The following year, Two Thousand Maniacs was released; Lewis’ personal favorite of his films (and mine, too). We aren’t alone, either. 10,000 Maniacs (Alt-rock band) derived its name from Lewis’ opus.
Again filmed in Florida, this time in 14 days with an estimated budget of $65,000, Two Thousand Maniacs features the two “stars” of Blood Feast (William Kerwin and Playmate Connie Mason) as two of six Yankee travelers lured to Pleasant Valley to help celebrate the small burg’s centennial. The festivities include the torture and dismemberment of the Northerners by vengeful “maniacs” who are actually spirits of the dead who were butchered by Yankee soldiers during the War of Northern Aggression.
The plot might claim some pedigree, supposedly inspired by the magical musical Brigadoon, but the acting is only minimally better than in Blood Feast. Still, it’s a supernatural spin and occasional humor (intentional at times) are fun. The film includes a nifty theme song written by Lewis and performed by the Pleasant Valley Boys, a bluegrass trio.
Like Blood Feast, Two Thousand Maniacs was remade decades later with more professionalism and less success. A nice footnote to the original was the real-life marriage of Kerwin and Mason.
The third film of the Blood Trilogy is also the weakest. Filmed near Sarasota in 1965, Color Me Blood Red is an obvious rip-off of Roger Corman’s equally low-budget, but much superior black-and-white thriller A Bucket of Blood (’59). It’s about a demented painter who discovers human blood makes the best paint.
Though the film’s star (Gordon Oas-Heim) may have been the best professional Lewis had yet worked with, the supporting cast is typically awful. The dialogue is dreadful, and the film’s requisite gore a bit dull compared to its predecessors.
Temporarily abandoning blood and guts for other exploitation gambits, Lewis returned to the genre in the early ’70s with The Wizard of Gore and The Gore Gore Girls, which had a cameo by comic Henny Youngman. Even more outrageous than Blood Trilogy, these two films confirmed Herschell Gordon Lewis as the Splatter Master of his time.

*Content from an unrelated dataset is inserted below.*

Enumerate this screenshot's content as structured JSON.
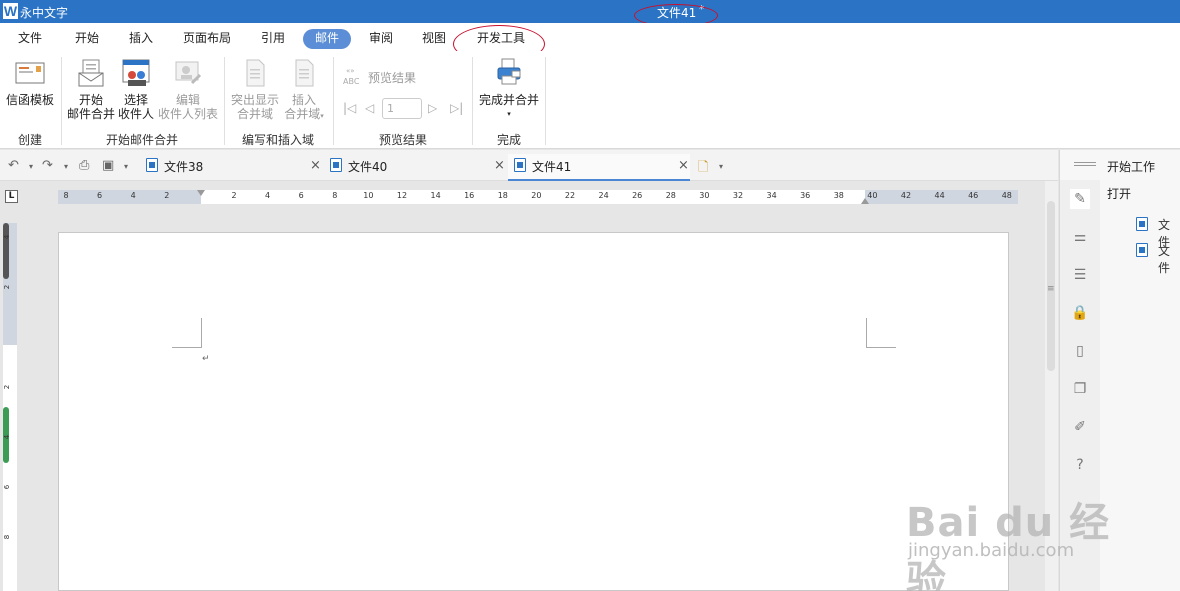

Seen today, The Blood Trilogy is like a time capsule of another era, highlighted not so much by the preposterous gore as by the memorabilia of the ’60s — the cars, clothes, hairdos, and the slang. Bad as they are, the movies are still eminently watchable, especially if you turn off the dialogue and listen instead to Lewis’ and Friedman’s hilarious commentary.